Y A R G I T A Y K A R A R I
Davacı, davalı şirketten "hisseli gayrimenkul satış sözleşmesi" ile tatil amaçlı devre mülk adı altında gayrimenkul hissesi satın aldığını, sözleşmeye konu ... İli, ... İlçesi Yaylabağı köyü, 105 ada 128 parsel sayılı arsa vasıflı taşınmazda C blok 2. Kat 8 nolu stüdyo daire niteliğindeki bağımsız bölümün 1/36 hissesini 17/2/2012 tarihinde tapuda devraldığını, ancak devre tatili hiç kullanmadığından cayma hakkını kullandığını, keşide ettiği 28/09/2012 tarihli ihtarname ile sözleşmeyi feshettiğini, satışa konu taşınmaz hissesinin adına olan tapu kaydının davalıya devri karşılığında sözleşme gereği yapılan ödemelerin iadesi talebini davalıya bildirildiğini ileri sürerek belirterek, sözleşme bedeli olarak ödediği 7.500 TL"nin belirlenecek güncel değerinin davalıdan tahsilini talep etmiştir. Davacı, ıslah ile talebini 19.427,25 TL"ye yükseltmiştir.
Davalı davanın reddini dilemiştir.
(Kapatılan) 13. Hukuk Dairesinin 12/10/2015 tarihli, E.2015/32168, K.2015/29570 sayılı bozma ilamı doğrultusunda davaya Tüketici Mahkemesince bakılmış ve yargılama sonunda Mahkemece, "davacı Tüketicinin resmi şekle aykırı yapılan hisseli taşınmaz satış sözleşmesi ile davalı şirketten taşınmaz hissesi aldığı, tapu devrinin yapılması ile sözleşmenin geçerli hale geldiği, yapılan keşif ve alının bilirkişi raporu ile taşınmazın tamamlandığının ancak sözleşme kapsamında yer alan sosyal tesislerin henüz inşaat halinde olduğunun tespit edidiği, davacı tüketicinin söz konusu tesisi sosyal tesis imkanlarından da yararlanmak amacıyla aldığı dolayısıyla keşif tarihi itibarıyla davalının sözleşmedeki yükümlülüklerini yerine getirmediğinin açık olduğu, davacının sözleşmenin iptali talebinin yerinde olduğu, ödemiş olduğu ücretin hakkaniyet ilkesi gözetilerek güncellenmiş bedeliyle davalıdan tahsili gerektiği" gerekçeleri ile davanın kabulüne, 19.427,25 TL"nin karar tarihinden itibaren işleyecek yasal faizi ile birlikte davalıdan tahsiline, ..., ..., Yaylabağı köyü 105 ada 125 parsel G blok 2. Kat 18 nolu bağımsız bölümün davacı adına kayıtlı 1/36 hissesinin tapusunun iptali ile davalı şirket adına tapuya kayıt ve tesciline karar verilmiş; karar davalı tarafça temyiz edilmiştir.
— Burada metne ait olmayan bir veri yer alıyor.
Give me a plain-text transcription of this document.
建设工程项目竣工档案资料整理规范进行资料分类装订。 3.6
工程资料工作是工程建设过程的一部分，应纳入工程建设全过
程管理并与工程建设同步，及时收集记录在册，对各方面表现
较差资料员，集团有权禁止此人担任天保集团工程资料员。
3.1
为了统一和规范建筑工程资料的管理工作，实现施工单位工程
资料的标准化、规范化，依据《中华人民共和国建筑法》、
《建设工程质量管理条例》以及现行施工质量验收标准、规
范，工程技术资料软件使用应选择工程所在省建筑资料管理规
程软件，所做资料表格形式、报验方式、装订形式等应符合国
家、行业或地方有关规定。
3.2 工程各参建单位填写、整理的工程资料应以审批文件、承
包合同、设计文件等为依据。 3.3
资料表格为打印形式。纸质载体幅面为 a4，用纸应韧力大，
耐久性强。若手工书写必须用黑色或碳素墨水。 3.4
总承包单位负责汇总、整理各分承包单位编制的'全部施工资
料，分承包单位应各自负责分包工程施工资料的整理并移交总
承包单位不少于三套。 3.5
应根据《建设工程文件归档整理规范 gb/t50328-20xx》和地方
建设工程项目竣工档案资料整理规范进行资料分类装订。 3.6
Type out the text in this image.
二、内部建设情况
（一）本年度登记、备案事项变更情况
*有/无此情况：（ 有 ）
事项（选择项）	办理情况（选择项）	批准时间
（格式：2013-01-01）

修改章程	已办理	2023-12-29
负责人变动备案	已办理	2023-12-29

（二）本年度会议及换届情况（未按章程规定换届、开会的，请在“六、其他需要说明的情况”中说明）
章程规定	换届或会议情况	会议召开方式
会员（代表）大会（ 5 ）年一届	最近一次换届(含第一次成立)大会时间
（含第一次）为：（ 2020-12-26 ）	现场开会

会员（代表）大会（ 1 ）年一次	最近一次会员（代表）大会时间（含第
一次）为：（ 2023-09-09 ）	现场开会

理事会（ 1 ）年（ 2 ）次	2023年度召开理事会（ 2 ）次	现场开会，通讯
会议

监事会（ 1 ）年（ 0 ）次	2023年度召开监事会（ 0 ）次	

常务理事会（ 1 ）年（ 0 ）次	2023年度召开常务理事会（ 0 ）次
1- Dosyadaki yazılara, kararın dayandığı delillerle yasaya uygun gerektirici nedenlere ve özellikle delillerin taktirinde bir isabetsizlik bulunmamasına göre davalının aşağıdaki bendin dışında kalan sair temyiz itirazlarının reddi gerekir.
2- Davacı 29/8/2013 tarihli dava dilekçesinde, 28/9/2012 tarihli ihtarname ile feshini bildirdiği satış sözleşmesi kapsamında, 17/7/2011 tarihinde davalıya ödemiş olduğu 7.500 TL"nin denkleştirici adalet ilkesi doğrultusunda hesaplanacak güncel değerinin davalıdan tahsilini talep etmiştir.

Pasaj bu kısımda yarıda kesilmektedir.